Seven Naga rebels killed in fresh factional fight

June 27th, 2008 - 5:54 pm ICT by IANS  

Dimapur, June 27 (IANS) Seven Naga rebels have been killed and several injured in a fresh gun battle between rival groups in northeastern India’s Nagaland state, the police said Friday. Group clashes between rival Naga rebel factions around Dimapur, Nagaland’s commercial hub, have led to the death of nearly 40 people since May.

“Rebels armed with automatic weapons attacked a camp of a rival group Thursday located close to Dimapur, leading to the death of seven militants and injuries to several others,” Liremo Lotha, Dimapur superintendent of police, told IANS.

Five of those killed have been identified as insurgents belonging to the newly formed National Socialist Council of Nagaland (Unification) or NSCN(U).

“We have not yet ascertained the identity of the other two,” said Lotha.

Thursday’s attack was carried out by rebels belonging to the frontline Isak-Muivah faction of the NSCN or the NSCN-IM.

The NSCN-IM, engaged in peace talks with the central government since 1997 following a ceasefire, has admitted carrying out the attack Thursday.

“All vehicles at the NSCN(U) camp as well as the hutments, except the church, have been set ablaze,” said Vikiye Sumi, a spokesman of the NSCN-IM.

On May 16, 14 NSCN (Khaplang) and NSCN (U) militants were killed by NSCN-IM attackers in a similar fashion.

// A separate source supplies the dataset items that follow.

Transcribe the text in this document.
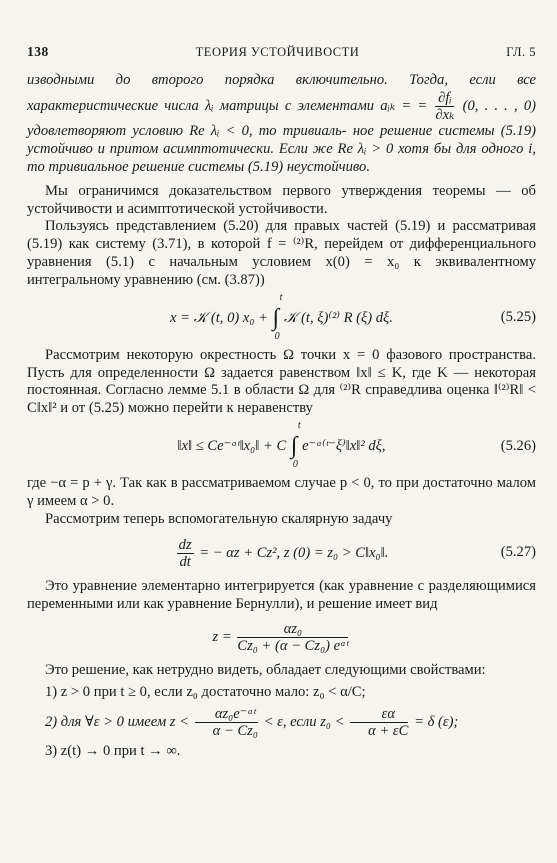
138	ТЕОРИЯ УСТОЙЧИВОСТИ	ГЛ. 5

изводными до второго порядка включительно. Тогда, если все характеристические числа λᵢ матрицы с элементами aᵢₖ = = $\frac{\text{∂fᵢ}}{\text{∂xₖ}} (0$, . . . , 0) удовлетворяют условию Re λᵢ < 0, то тривиаль- ное решение системы (5.19) устойчиво и притом асимптотически. Если же Re λᵢ > 0 хотя бы для одного i, то тривиальное решение системы (5.19) неустойчиво.

Мы ограничимся доказательством первого утверждения теоремы — об устойчивости и асимптотической устойчивости.

Пользуясь представлением (5.20) для правых частей (5.19) и рассматривая (5.19) как систему (3.71), в которой f = ⁽²⁾R, перейдем от дифференциального уравнения (5.1) с начальным условием x(0) = x₀ к эквивалентному интегральному уравнению (см. (3.87))

x = 𝒦 (t, 0) x₀ + ∫
t
0
𝒦 (t, ξ)⁽²⁾ R (ξ) dξ.	(5.25)

Рассмотрим некоторую окрестность Ω точки x = 0 фазового пространства. Пусть для определенности Ω задается равенством ‖x‖ ≤ K, где K — некоторая постоянная. Согласно лемме 5.1 в области Ω для ⁽²⁾R справедлива оценка ‖⁽²⁾R‖ < C‖x‖² и от (5.25) можно перейти к неравенству

‖x‖ ≤ Ce⁻ᵅᵗ‖x₀‖ + C ∫
t
0
e⁻ᵅ⁽ᵗ⁻ξ⁾‖x‖² dξ,	(5.26)

где −α = p + γ. Так как в рассматриваемом случае p < 0, то при достаточно малом γ имеем α > 0.

Рассмотрим теперь вспомогательную скалярную задачу

$\frac{dz}{dt}$ = − αz + Cz², z (0) = z₀ > C‖x₀‖.	(5.27)

Это уравнение элементарно интегрируется (как уравнение с разделяющимися переменными или как уравнение Бернулли), и решение имеет вид

$z = \frac{\text{αz₀}}{\text{Cz₀ + (α − Cz₀) eᵅᵗ}}$

Это решение, как нетрудно видеть, обладает следующими свойствами:

1) z > 0 при t ≥ 0, если z₀ достаточно мало: z₀ < α/C;

2) для ∀ε > 0 имеем $z < \frac{\text{αz₀e⁻ᵅᵗ}}{\text{α − Cz₀}} < \varepsilon$, если $z_0 < \frac{\varepsilon\alpha}{\alpha + \varepsilon C} = \delta$ (ε);

3) z(t) → 0 при t → ∞.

The second major attack was June 4, when 14 NSCN(U) cadres were shot. Both incidents took place near Dimapur.

All the NSCN groups are fighting for an independent Naga homeland comprising the Naga inhabited areas in India’s northeast.

Factional clashes peaked after the formation of the NSCN (Unification) last year after some leaders and members of the Isak-Muivah faction of the NSCN broke away.

Until then, there was just another NSCN faction headed by S.S. Khaplang or the NSCN (K).

Like the Isak-Muivah faction of the NSCN, the NSCN (K) too is on a ceasefire with the Indian government (since 2001) although the latter has not begun peace negotiations with New Delhi.

The NSCN(U) is, however, not on a truce with the authorities.

The central government this month replaced the chairman of the Ceasefire Monitoring Group, sending M. L. Kumawat, special secretary (Home) in the Ministry of Home Affairs, to take up the key assignment.

The latest attack has come even as church leaders are having a meeting in Chiang Mai, Thailand, to try and reconcile the warring Naga rebel factions.